After Thanksgiving and before Christmas comes the traditional movies hit the television airwaves. Movies such as Miracle on 34th Street, It’s A Wonderful Life, A Christmas Story and many other classic Christmas movies play on numerous TV channels. and to include seasonal theater plays which are held at our very own Grossmont College by the Theater Arts Department.
December started with a play called My Three Angels, an adaptation from the play La Cuisine Des Anges or We’re No Angels, which in 1955 starred Humphrey Bogart, Aldo Ray and Peter Ustinov as the main characters. A version appealing to a more youthful audience, was made in 1989 starring Sean Penn, Robert DeNiro and Demi Moore.
The play was about three convicts escaping from Devil’s Island, a French island for prisoners, who made their way to a family’s home and help them surpass their manipulative, corrupt family members who try consistently to hold them back. Not exactly signing up for the assignment, the three escaped convicts work their way into the hearts of the Ducotel family, set things right for them, find good in themselves even with their pasts filled with wrongdoings, and redeeming those pasts.
The play started off with the typical introduction to the seated guests, a voice requesting “from above” in a dirty French accented translation, making interests rise in anticipation to see how the play would “play” itself out. The “dirty” French accent sounded like the character came straight from the kitchen in The Little Mermaid as the Chef who’s about to cook Sebastian.

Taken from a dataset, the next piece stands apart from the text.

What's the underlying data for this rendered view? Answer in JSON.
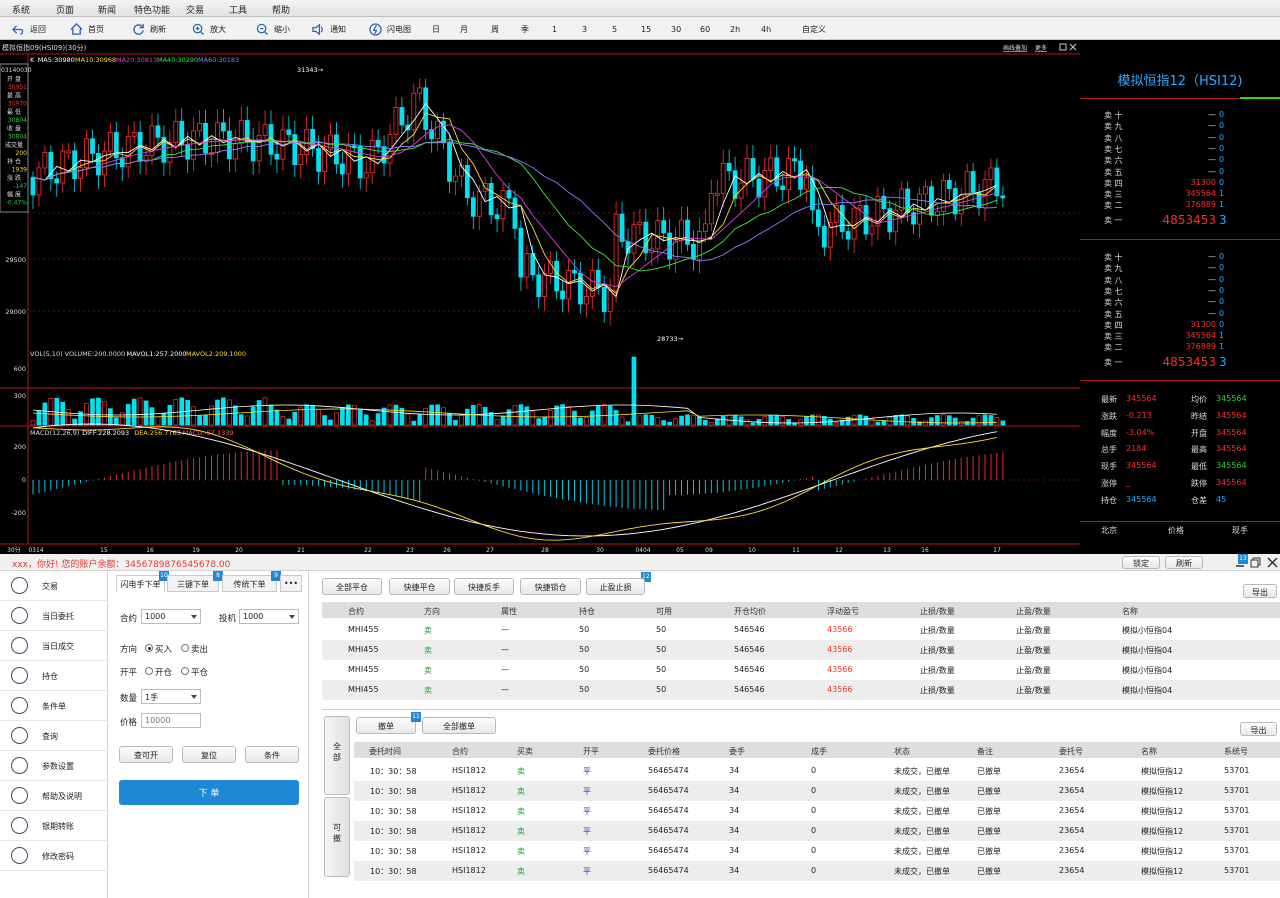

Felix, the older store keeping cousin resembled John Lithgow in timid, almost sad persona. The “Three Angels” began behaving as the three stooges with a murder sentence for 2 out of 3 and they sure gave the audience a pretty hilarious performance with “out loud laughs” throughout the entire play. The three angels brought in their own sense of comedy as each personified his own character.
The “three angels” giving life to the script as Alfred, seemingly the most reasonable, logical of the “Angels”, Joseph, the goofy, easily excitable accountant with similarities to the mad-hatter, and Jules, the sporty muscle man of the group with a Jean-Claude Van Damme accent. Mary-Louise, the shopkeeper’s daughter was a young, hyper-pitch girl in love with the wrong kind of guy. That wrong kind of guy turned out to be Paul, a sniveling, timid, feminine nephew of the business owner Henri.
Henri was an impatient, ungrateful, manipulative kind of man who got his just dessert in the end from good ole Alfred, Jules’ pet snake. Sometimes, as shown in this case, the apple doesn’t fall far from the tree. Poor, poor Ducotel’s, having to deal with such evil people for so long, but Felix still giving them the benefit of the doubt as he does until the end. Every time the shop-owning cousin was mentioned it sounded as if he was being called ornery with the French accented Henri.
This play was a very light-hearted, comedic display of Christmas spirit in a condemned society of murderers and thieves. Director Jerry Hager said that it “was a HOOT to work with these actors” and they displayed in their colorful performance perfectly what he meant in his statement. The actors corralled a standing ovation from the filled theater on its opening night, with hoots and hollers from audience members showing how their hard work paid off.